Blog

Jeremy Li, Director of Data Science - Aug 15, 2023

Investigating the impact of reference panel errors on imputation quality and genotype accuracy

Genotype imputation has become a vital tool for geneticists, enabling cost-effective inference of complete genome sequences from partial data like SNP arrays or low-pass WGS. This technique boosts statistical power in association studies, refines fine-mapping, and resolves compatibility issues across different platforms.

Genotype imputation relies on two key elements; the haplotype reference panel (HRP) and the imputation algorithm. The literature surrounding genotype imputation has historically focused mainly on the imputation algorithm, with a typical comparative study investigating the relative performance of various imputation algorithms while holding the reference panel constant. However, the role of the reference panel itself on overall imputation performance is equally, if not more, important than the choice among the many high-performing algorithms. Even though it is intuitive that the quality of a reference panel should play a role in the accuracy of imputation, it has remained unclear to what extent common errors during panel creation (e.g., genotyping and phase error) lead to suboptimal imputation performance.

A recent preprint from the Gencove data science team dives into how common errors in reference panels impact imputation accuracy and the interplay between the two across a spectrum of sequencing coverages.

To understand this impact the team introduced variations in the reference panel by inducing varying degrees of 1) phase errors, 2) genotyping errors, and 3) by randomly pruning variants from the panel. They performed imputation on genetic data from diverse individuals at varying sequencing coverages (0.5x, 1.0x, and 2.0x) using the perturbed reference panels. The evaluation was conducted using the r^2 metric for the entire cohort as well as subsets stratified by ancestry.

Genotype error has the greatest impact on imputation accuracy

Imputation accuracy was observed to be highly sensitive to phase and genotype errors, particularly at lower allele frequencies, with genotype error having the greatest impact. While the density of the reference panel, within the evaluated range, exhibited a relatively marginal effect on accuracy. Additionally, the sensitivity of accuracy to perturbations decreased with increasing sequencing coverage due to the additional read evidence present in higher coverage sample.

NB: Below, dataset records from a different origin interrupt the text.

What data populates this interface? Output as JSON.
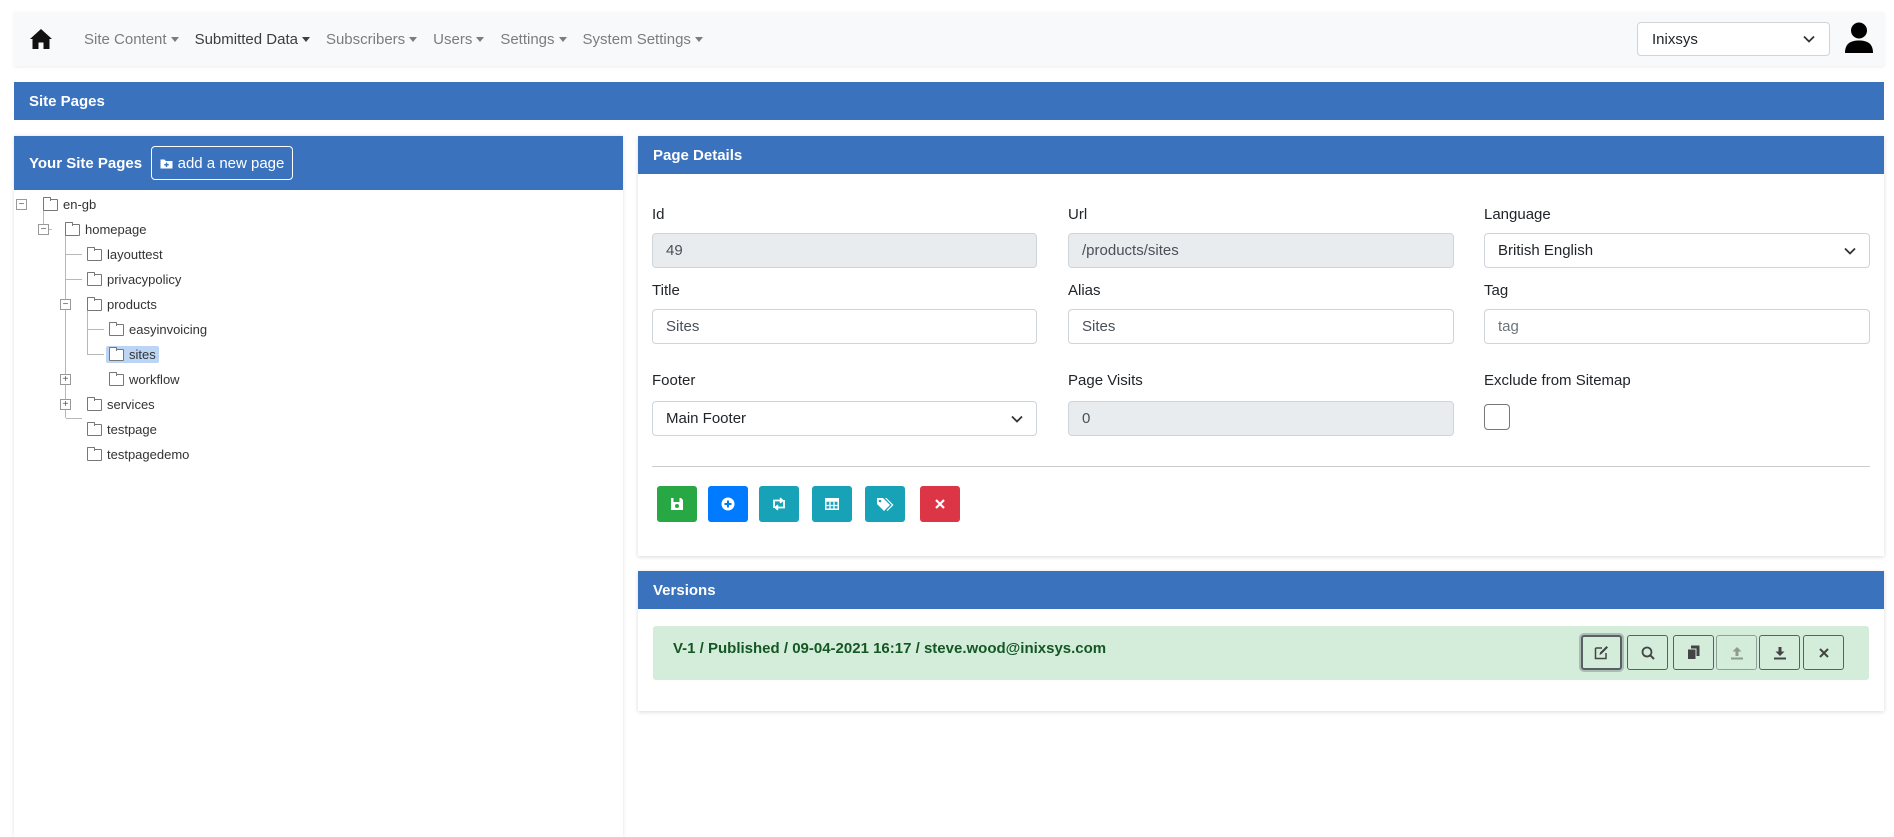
{
  "navbar": {
    "items": [
      {
        "label": "Site Content",
        "active": false
      },
      {
        "label": "Submitted Data",
        "active": true
      },
      {
        "label": "Subscribers",
        "active": false
      },
      {
        "label": "Users",
        "active": false
      },
      {
        "label": "Settings",
        "active": false
      },
      {
        "label": "System Settings",
        "active": false
      }
    ],
    "site_select_value": "Inixsys"
  },
  "site_pages": {
    "title": "Site Pages"
  },
  "tree_panel": {
    "title": "Your Site Pages",
    "add_button_label": "add a new page",
    "nodes": [
      {
        "label": "en-gb",
        "toggle": "−",
        "selected": false
      },
      {
        "label": "homepage",
        "toggle": "−",
        "selected": false
      },
      {
        "label": "layouttest",
        "toggle": "",
        "selected": false
      },
      {
        "label": "privacypolicy",
        "toggle": "",
        "selected": false
      },
      {
        "label": "products",
        "toggle": "−",
        "selected": false
      },
      {
        "label": "easyinvoicing",
        "toggle": "",
        "selected": false
      },
      {
        "label": "sites",
        "toggle": "",
        "selected": true
      },
      {
        "label": "workflow",
        "toggle": "",
        "selected": false
      },
      {
        "label": "services",
        "toggle": "+",
        "selected": false
      },
      {
        "label": "testpage",
        "toggle": "+",
        "selected": false
      },
      {
        "label": "testpagedemo",
        "toggle": "",
        "selected": false
      }
    ]
  },
  "details": {
    "title": "Page Details",
    "fields": {
      "id": {
        "label": "Id",
        "value": "49"
      },
      "url": {
        "label": "Url",
        "value": "/products/sites"
      },
      "language": {
        "label": "Language",
        "value": "British English"
      },
      "title": {
        "label": "Title",
        "value": "Sites"
      },
      "alias": {
        "label": "Alias",
        "value": "Sites"
      },
      "tag": {
        "label": "Tag",
        "placeholder": "tag"
      },
      "footer": {
        "label": "Footer",
        "value": "Main Footer"
      },
      "page_visits": {
        "label": "Page Visits",
        "value": "0"
      },
      "exclude_sitemap": {
        "label": "Exclude from Sitemap",
        "checked": false
      }
    },
    "actions": [
      "save",
      "add",
      "swap",
      "table",
      "tags",
      "delete"
    ]
  },
  "versions": {
    "title": "Versions",
    "rows": [
      {
        "text": "V-1 / Published / 09-04-2021 16:17 / steve.wood@inixsys.com"
      }
    ]
  },
  "colors": {
    "header_blue": "#3b72bd",
    "success_green": "#28a745",
    "primary_blue": "#007bff",
    "info_teal": "#17a2b8",
    "danger_red": "#dc3545",
    "version_bg": "#d4edda"
  }
}
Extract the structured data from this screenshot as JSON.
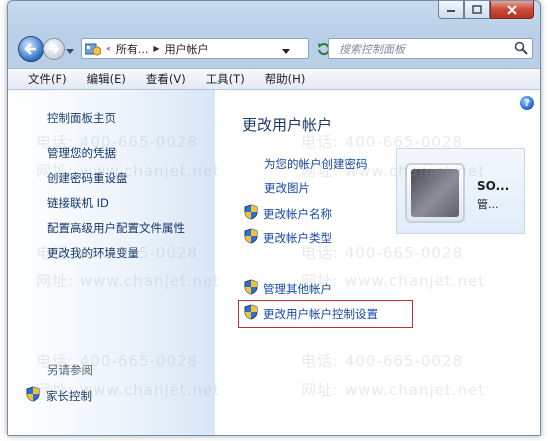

Figure 1: Imputation accuracy by minor allele frequency for sequence data at 0.5x, 1.0x, and 2.0x coverages

Genome wide imputation accuracy improves substantially with strict genotype filtering

To validate the impact of reducing genotyping error, the team conducted an experiment using a strict genotype quality filter on the reference panel. The filtered panel's imputation accuracy was compared to the unfiltered panel at intersecting sites and all sites. The results demonstrated a substantial increase in genome-wide imputation accuracy (8% at 0.5x coverage and 13% at 2.0x) when using the filtered panel. Moreover, the comparison of filtered and unfiltered sites indicated that low genotype quality sites not only resulted in reduced imputation accuracy at those sites, but also had a trans-effect on performance, decreasing imputation accuracy at the remaining, unfiltered sites.

Figure 2: Imputation r2 values across minor allele frequencies and imputation r2 deltas (Δr2) across minor allele frequencies

This study underscores the critical role of comprehensive methodology in haplotype reference panel creation, placing a significant emphasis on accurate genotyping, especially for rare variant imputation. The findings emphasize that the quality of the reference panel, including factors like phase and genotype accuracy, holds a pivotal role in achieving reliable imputation results, while offering valuable insights into the interplay between reference panel quality and sequencing coverage, highlighting how these factors interact in the context of genotype imputation.

The results of this study underscore the crucial role of reference panel quality for genotype imputation and represents a comprehensive investigation into the effects of perturbations to reference panels on downstream imputation accuracy. As genomics research continues to advance, understanding and addressing reference panel quality and accuracy will be paramount for obtaining accurate and reliable insights from imputed genetic data.